Adriana Trigiani is a best-selling novelist. She immortalized her home in the Virginia hills, Big Stone Gap. Her books are filled with family and a strong sense of place, so it is only natural that her cookbook, Cooking With My Sisters, is, too. She grew up in a household with six children, four girls and two boys. They were a large Italian, Catholic family in the Baptist South of Virginia.
Trigiani tells of the first time they were fed “spaghetti” at school, an event she described as “shocking.”
"The noodles were boiled until you could see though them and then sloshed with sloppy joe mix, heavy on the ground hamburger. We did our best to swing the cafeteria staff toward authentic Eye-talian (as they put it,) but we gave up when they insisted that all spaghetti sauce needs is a base of chopped meat, a cup of ketchup, and a shot of chili powder."

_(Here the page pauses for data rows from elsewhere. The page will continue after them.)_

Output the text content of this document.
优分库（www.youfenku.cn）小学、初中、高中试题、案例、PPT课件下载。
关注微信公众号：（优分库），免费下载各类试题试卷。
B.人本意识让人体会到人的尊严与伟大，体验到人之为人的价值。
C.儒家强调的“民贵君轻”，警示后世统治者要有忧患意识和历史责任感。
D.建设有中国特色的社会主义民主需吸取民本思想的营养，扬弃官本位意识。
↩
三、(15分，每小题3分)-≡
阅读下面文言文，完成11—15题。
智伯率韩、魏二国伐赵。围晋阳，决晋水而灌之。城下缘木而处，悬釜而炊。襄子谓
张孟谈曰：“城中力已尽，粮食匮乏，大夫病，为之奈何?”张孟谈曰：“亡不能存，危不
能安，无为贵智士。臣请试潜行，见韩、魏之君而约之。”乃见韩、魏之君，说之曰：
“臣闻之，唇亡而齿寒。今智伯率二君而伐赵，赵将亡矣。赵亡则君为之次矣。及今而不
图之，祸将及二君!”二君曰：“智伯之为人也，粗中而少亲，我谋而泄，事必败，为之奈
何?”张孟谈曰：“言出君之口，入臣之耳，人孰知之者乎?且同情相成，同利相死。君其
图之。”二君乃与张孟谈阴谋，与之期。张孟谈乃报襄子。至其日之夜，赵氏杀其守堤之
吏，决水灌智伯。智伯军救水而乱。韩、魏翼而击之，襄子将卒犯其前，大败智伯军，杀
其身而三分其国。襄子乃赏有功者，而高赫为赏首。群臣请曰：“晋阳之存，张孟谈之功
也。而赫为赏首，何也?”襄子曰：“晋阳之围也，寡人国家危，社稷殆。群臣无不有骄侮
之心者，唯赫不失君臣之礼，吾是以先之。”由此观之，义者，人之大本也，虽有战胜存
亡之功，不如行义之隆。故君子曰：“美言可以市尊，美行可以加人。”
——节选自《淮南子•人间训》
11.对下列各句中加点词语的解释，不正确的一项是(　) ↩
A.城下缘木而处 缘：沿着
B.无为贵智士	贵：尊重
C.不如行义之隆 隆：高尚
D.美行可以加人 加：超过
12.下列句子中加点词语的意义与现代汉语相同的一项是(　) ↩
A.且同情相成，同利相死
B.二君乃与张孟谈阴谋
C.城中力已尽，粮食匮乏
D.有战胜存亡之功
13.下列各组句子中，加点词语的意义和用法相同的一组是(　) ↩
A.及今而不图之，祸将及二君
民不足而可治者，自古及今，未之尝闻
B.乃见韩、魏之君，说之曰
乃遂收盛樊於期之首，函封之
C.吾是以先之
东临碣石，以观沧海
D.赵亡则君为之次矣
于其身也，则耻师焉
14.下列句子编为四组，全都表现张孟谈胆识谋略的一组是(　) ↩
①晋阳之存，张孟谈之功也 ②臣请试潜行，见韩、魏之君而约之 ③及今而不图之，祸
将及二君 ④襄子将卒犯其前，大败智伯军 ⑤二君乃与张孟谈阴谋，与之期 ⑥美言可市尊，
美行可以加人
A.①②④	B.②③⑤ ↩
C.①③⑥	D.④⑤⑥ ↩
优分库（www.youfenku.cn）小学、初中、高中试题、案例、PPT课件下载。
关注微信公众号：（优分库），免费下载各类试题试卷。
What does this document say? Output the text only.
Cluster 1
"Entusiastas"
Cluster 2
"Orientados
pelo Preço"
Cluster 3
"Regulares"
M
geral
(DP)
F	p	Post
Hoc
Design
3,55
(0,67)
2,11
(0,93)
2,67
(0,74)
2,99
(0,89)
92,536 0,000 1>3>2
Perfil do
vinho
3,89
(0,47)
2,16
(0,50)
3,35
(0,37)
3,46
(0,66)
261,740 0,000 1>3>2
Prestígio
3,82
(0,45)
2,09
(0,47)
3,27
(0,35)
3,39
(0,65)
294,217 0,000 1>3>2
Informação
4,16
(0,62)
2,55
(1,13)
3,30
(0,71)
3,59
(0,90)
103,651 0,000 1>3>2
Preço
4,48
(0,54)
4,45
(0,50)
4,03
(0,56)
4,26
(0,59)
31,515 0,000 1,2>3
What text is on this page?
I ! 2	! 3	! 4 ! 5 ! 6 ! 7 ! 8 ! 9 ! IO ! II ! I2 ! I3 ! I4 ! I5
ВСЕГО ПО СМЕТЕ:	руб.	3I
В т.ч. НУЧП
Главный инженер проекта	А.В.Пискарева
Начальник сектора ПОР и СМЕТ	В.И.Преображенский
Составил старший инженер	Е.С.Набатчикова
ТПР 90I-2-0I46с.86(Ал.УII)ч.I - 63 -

It is a story I know too well. When I went to school in the North (South Dakota, so maybe still in the South.) I remember being served “cornbread.” Though it was not cornbread, but rather an overcooked, slightly crusty yellow cake, sweet and sticky and nothing close to my Mother’s cornbread. I was horrified.
Culture shock is a bitch!
Trigiani book is filled with stories and recipes, with a plethora of "notes" from her sisters. Here is a family recipe for cookies, but not the sweet kind, the small savory bites known as Taralli. A perfect compliment to a glass of wine with sisters.
1/2 packet (1 1/4 teaspoons) active dry yeast
1/4 cup lukewarm water (105 –110 degrees)
3/4 cup vegetable oil
2 eggs, lightly beaten
1 teaspoon salt
1 tablespoon fennel seed
4 cups all-purpose flour
In a large bowl, dissolve the yeast in the lukewarm water and allow to bubble. Add the rest of the ingredients, except the flour, to the yeast mixture. Add the flour and mix well.
Preheat the oven to 350 degrees.
Take a piece of dough ant roll it between your hands, making a pencil-like shape 4 to 5 inches long. Create a circle by joining the ends together and pinching them closed. Place on a greased cookie sheet and bake for about 8 minutes, or until golden brown.
Adriana Trigiani brings the same love of family and language to her cooking as she does to her novels.